Unpredictable [Harry Styles]

"Distance never separates two hearts that really care, for our memories span the miles and in seconds we are there. But whenever I start feeling sad, because I miss you, I remind myself how lucky I am to have someone so special to miss."


2. A twitter nightmare

I found the nearest Premiere Inn hotel and booked a double room for the next three nights. It wasn’t that expensive but it was still a lot of money, and money wasn’t what I had most of in time. I was confused and out of myself as I sat down with my iPad in the room. I had bought Wi-Fi so I could be online all the time while I was there. Not that I was planning on staying here more than the next three days but I never knew.

“It’s been some day in London so far. Don’t really know what to say about what happened out there.”

“I don’t understand why you’re so different this time. After all I came here for you.”

“If you see this, let’s talk at some point. But you better be real with me next time.”

I saw how people questioned who I was talking about and what had been going on, just the usual twitter stuff. This is how it always ended out.

I sat with a few snacks and my iPad as I was watching something on the TV and a message suddenly popped up in my DM’s.

“Where are you at?”

I looked confused at Harry’s message for me. He actually wanted to talk to me this time? He was actually being serious about something? I felt bad for how I had treated him earlier but it was the right thing I did. He said he was there for me so he was the one who had something to prove not me.


“Because we need to talk…”

“So now you wanna talk?”

“Please meet up with me Elena. Where are you staying?”

“Premiere Inn by London Eye.”

“Meet me in the lobby in 30 minutes?”



“Why would I?”

“Because you were right and we need to talk about what’s been going on.”


“I’m leaving my place now and asking for your room at the hotel Elena.”

“Meet me in front of London Eye in 30 minutes.”


I took a deep breath and looked at the conversation we had just had. I then looked out of the window. It was already dark outside and I was scared of what was going to happen now. I was confused because he had never asked to meet up with me before. I had done it to him but he was in my country when it happened and I was around the hotel. We met up but it wasn’t for a long time because he was busy and soon the fans found us as well and it was scary and I just wanted to be away from it.

He changed whenever the fans were around and somehow I understood. I guess I would be changing as well if I had fans and he came around, or for that matter someone else.

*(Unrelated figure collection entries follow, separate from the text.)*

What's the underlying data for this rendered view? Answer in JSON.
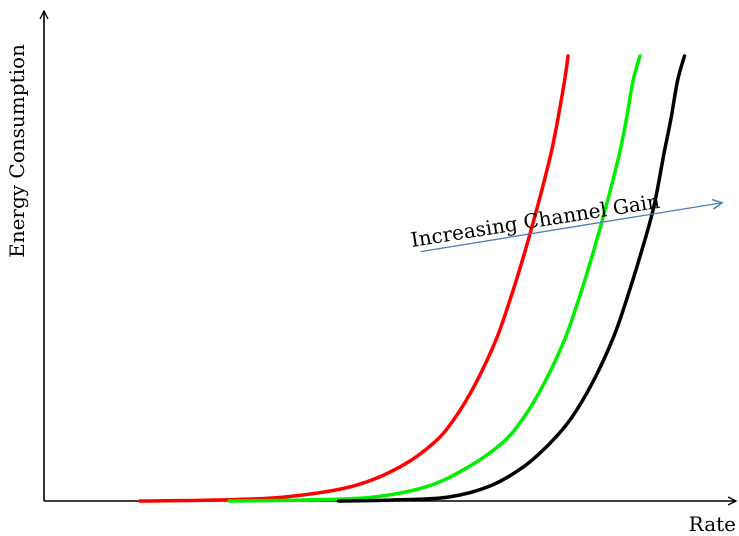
{
  "chart_data": {
    "type": "line",
    "xlabel": "Rate",
    "ylabel": "Energy Consumption",
    "xlim": [
      0,
      1
    ],
    "ylim": [
      0,
      1
    ],
    "grid": false,
    "ticks": "none",
    "series": [
      {
        "color": "#ff0000",
        "x": [
          0.14,
          0.25,
          0.35,
          0.45,
          0.52,
          0.57,
          0.6,
          0.63,
          0.66,
          0.68,
          0.7,
          0.72,
          0.74,
          0.75,
          0.76,
          0.765
        ],
        "y": [
          0.0,
          0.002,
          0.008,
          0.03,
          0.07,
          0.12,
          0.17,
          0.24,
          0.33,
          0.41,
          0.5,
          0.6,
          0.71,
          0.78,
          0.86,
          0.91
        ]
      },
      {
        "color": "#00ee00",
        "x": [
          0.27,
          0.38,
          0.48,
          0.56,
          0.62,
          0.67,
          0.7,
          0.73,
          0.76,
          0.78,
          0.8,
          0.82,
          0.84,
          0.85,
          0.86,
          0.87
        ],
        "y": [
          0.0,
          0.002,
          0.008,
          0.03,
          0.07,
          0.12,
          0.17,
          0.24,
          0.33,
          0.41,
          0.5,
          0.6,
          0.71,
          0.78,
          0.86,
          0.91
        ]
      },
      {
        "color": "#000000",
        "x": [
          0.43,
          0.51,
          0.59,
          0.65,
          0.7,
          0.74,
          0.77,
          0.8,
          0.83,
          0.85,
          0.87,
          0.89,
          0.905,
          0.915,
          0.925,
          0.935
        ],
        "y": [
          0.0,
          0.002,
          0.008,
          0.03,
          0.07,
          0.12,
          0.17,
          0.24,
          0.33,
          0.41,
          0.5,
          0.6,
          0.71,
          0.78,
          0.86,
          0.91
        ]
      }
    ],
    "annotations": [
      {
        "text": "Increasing Channel Gain",
        "arrow_color": "#4a7ebb",
        "arrow_from": [
          0.55,
          0.51
        ],
        "arrow_to": [
          0.99,
          0.61
        ]
      }
    ]
  }
}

Someone who wasn’t a public person. I guess he was right when he had said that but it still hurt me badly and I still felt how it touched my heart whenever he was like that to me.

I could be the public person? Couldn’t I? Of course I could but would I get the success that’s needed to be the kind of public person he needs me to be? I didn’t think I could ever do it and I lost all hope in myself as I sat there thinking about it, yet I was really good when it came to celebrities because for me they were just people, honestly I couldn’t care less what their job was because that’s not what I was interested in. Of course there were some things that actually interested me when it came to these famous people because they were so different from what everyone expected them to be and who they were on stage, in front of the camera and so on wouldn’t always be the person they were when you were suddenly alone with them.

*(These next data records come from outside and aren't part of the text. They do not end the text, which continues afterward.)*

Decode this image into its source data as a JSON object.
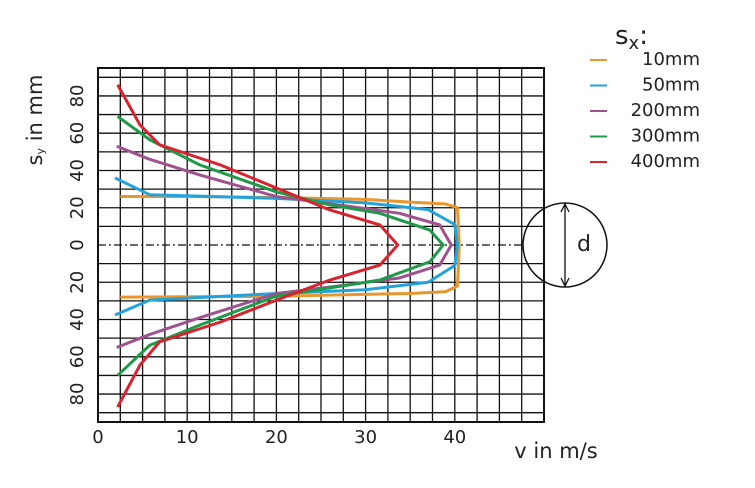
{
  "chart_data": {
    "type": "line",
    "x_label": "v in m/s",
    "y_label": {
      "main": "s",
      "sub": "y",
      "rest": " in mm"
    },
    "legend_title": {
      "main": "s",
      "sub": "x",
      "rest": ":"
    },
    "circle_label": "d",
    "xlim": [
      0,
      50
    ],
    "ylim": [
      -95,
      95
    ],
    "xticks": [
      0,
      10,
      20,
      30,
      40
    ],
    "yticks": [
      {
        "value": -80,
        "label": "80"
      },
      {
        "value": -60,
        "label": "60"
      },
      {
        "value": -40,
        "label": "40"
      },
      {
        "value": -20,
        "label": "20"
      },
      0,
      20,
      40,
      60,
      80
    ],
    "x_gridlines": [
      2.5,
      5,
      7.5,
      10,
      12.5,
      15,
      17.5,
      20,
      22.5,
      25,
      27.5,
      30,
      32.5,
      35,
      37.5,
      40,
      42.5,
      45,
      47.5
    ],
    "y_gridlines": [
      -90,
      -80,
      -70,
      -60,
      -50,
      -40,
      -30,
      -20,
      -10,
      10,
      20,
      30,
      40,
      50,
      60,
      70,
      80,
      90
    ],
    "series": [
      {
        "name": "10mm",
        "color": "#e8962e",
        "x": [
          2.5,
          20,
          35,
          39,
          40.3,
          40.5,
          40.3,
          39,
          35,
          30,
          20,
          10,
          2.5
        ],
        "values": [
          -28,
          -27.5,
          -26,
          -25,
          -22,
          0,
          20,
          22,
          23,
          24.5,
          25.5,
          26,
          26
        ]
      },
      {
        "name": "50mm",
        "color": "#22a3dc",
        "x": [
          1.9,
          5.8,
          20,
          30,
          37,
          40,
          40.3,
          40,
          37,
          30,
          20,
          5.8,
          1.9
        ],
        "values": [
          -37.6,
          -29.6,
          -26,
          -24,
          -20,
          -11,
          0,
          11,
          19,
          22.6,
          25,
          27,
          36
        ]
      },
      {
        "name": "200mm",
        "color": "#a0528f",
        "x": [
          2.1,
          5.8,
          11.4,
          20,
          27,
          33.8,
          38.3,
          39.6,
          38.3,
          33.8,
          27,
          20,
          11.4,
          5.8,
          2.1
        ],
        "values": [
          -55,
          -48,
          -39,
          -26,
          -22,
          -17.7,
          -10.8,
          0,
          10.8,
          17,
          21.5,
          26,
          37.6,
          46,
          53
        ]
      },
      {
        "name": "300mm",
        "color": "#1f9a4a",
        "x": [
          2.2,
          5.8,
          11.4,
          20,
          26,
          31.6,
          37.2,
          38.7,
          37.2,
          31.6,
          26,
          20,
          11.4,
          5.8,
          2.2
        ],
        "values": [
          -70,
          -53.8,
          -43,
          -27.4,
          -23,
          -18.8,
          -9,
          0,
          8,
          17,
          21.5,
          28.5,
          43,
          56.5,
          69
        ]
      },
      {
        "name": "400mm",
        "color": "#d8232e",
        "x": [
          2.2,
          4.7,
          6.9,
          13.7,
          20,
          26,
          31.6,
          33.6,
          31.6,
          26,
          20,
          13.7,
          6.9,
          4.7,
          2.2
        ],
        "values": [
          -87,
          -64.5,
          -52,
          -41.4,
          -29.6,
          -18.8,
          -10.8,
          0,
          10.8,
          18.8,
          30.6,
          43,
          53.8,
          64.5,
          86
        ]
      }
    ]
  }
}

I got up from my bed and looked into the rucksack I had with me. It wasn’t anything special and I knew I needed to buy some more clothes and maybe even a trolley I had wanted a trolley for as long as I remembered and never gotten myself one. Why I don’t know, but that was how it was with many thing in my life. I guess as long as I had a camera and a rucksack that would be all I needed. Also my passport updated of course that was probably the most important thing.

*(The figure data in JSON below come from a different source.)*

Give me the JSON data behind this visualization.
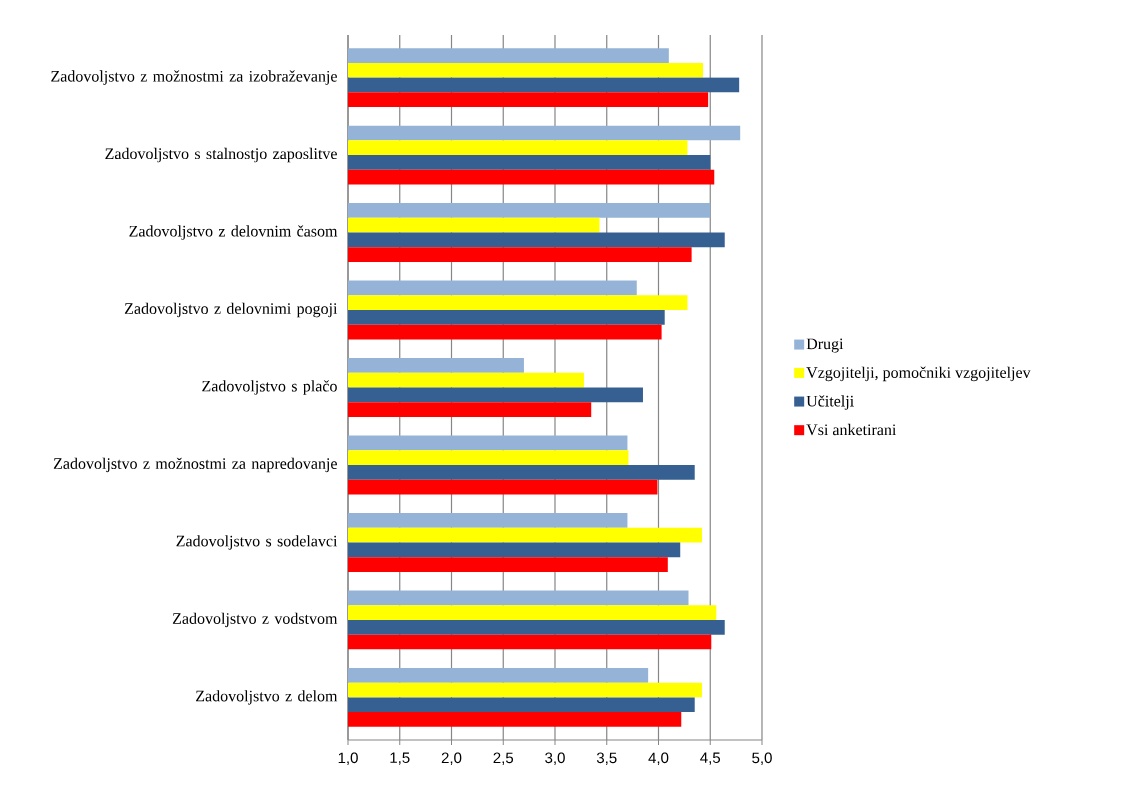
{
  "chart_data": {
    "type": "bar",
    "orientation": "horizontal",
    "categories": [
      "Zadovoljstvo z možnostmi za izobraževanje",
      "Zadovoljstvo s stalnostjo zaposlitve",
      "Zadovoljstvo z delovnim časom",
      "Zadovoljstvo z delovnimi pogoji",
      "Zadovoljstvo s plačo",
      "Zadovoljstvo z možnostmi za napredovanje",
      "Zadovoljstvo s sodelavci",
      "Zadovoljstvo z vodstvom",
      "Zadovoljstvo z delom"
    ],
    "series": [
      {
        "name": "Drugi",
        "color": "#95b3d7",
        "values": [
          4.1,
          4.79,
          4.5,
          3.79,
          2.7,
          3.7,
          3.7,
          4.29,
          3.9
        ]
      },
      {
        "name": "Vzgojitelji, pomočniki vzgojiteljev",
        "color": "#ffff00",
        "values": [
          4.43,
          4.28,
          3.43,
          4.28,
          3.28,
          3.71,
          4.42,
          4.56,
          4.42
        ]
      },
      {
        "name": "Učitelji",
        "color": "#366092",
        "values": [
          4.78,
          4.5,
          4.64,
          4.06,
          3.85,
          4.35,
          4.21,
          4.64,
          4.35
        ]
      },
      {
        "name": "Vsi anketirani",
        "color": "#ff0000",
        "values": [
          4.48,
          4.54,
          4.32,
          4.03,
          3.35,
          3.99,
          4.09,
          4.51,
          4.22
        ]
      }
    ],
    "xlim": [
      1.0,
      5.0
    ],
    "xticks": [
      {
        "value": 1.0,
        "label": "1,0"
      },
      {
        "value": 1.5,
        "label": "1,5"
      },
      {
        "value": 2.0,
        "label": "2,0"
      },
      {
        "value": 2.5,
        "label": "2,5"
      },
      {
        "value": 3.0,
        "label": "3,0"
      },
      {
        "value": 3.5,
        "label": "3,5"
      },
      {
        "value": 4.0,
        "label": "4,0"
      },
      {
        "value": 4.5,
        "label": "4,5"
      },
      {
        "value": 5.0,
        "label": "5,0"
      }
    ],
    "grid": "x",
    "legend": "right"
  }
}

I was quick to take a shower and dry my hair before I would be meeting up with Harry. I needed to look like I was on my way out or something like that because then maybe I would have a chance to make this quick yet have him to myself for as long as I wanted. I always wanted to look my best when I was around him. I loved the guy so of course I wanted to look my best.

I was dressed in some warm tights, a denim dress, leather jacket and my best shoes. They didn’t have a heel but they were cute and suited my feet perfectly. I remember wearing this set at Harry’s birthday party last year. I snuck into the party and that’s the first time he recognised me. I felt so blessed when he pointed me out while I was standing there in the bar and minding my own business. I didn’t want him to think I was following him. It was magical. I smiled all over my face by the thought of the time it happened.

I found a small purse and some accessories to wear. I hadn’t brought the lot but I had brought quite some because I always needed to be able to go different places. It was one of the most important things for meeting up with these people. When I finished I left my hair hanging and did my make-up as if I was about to go clubbing.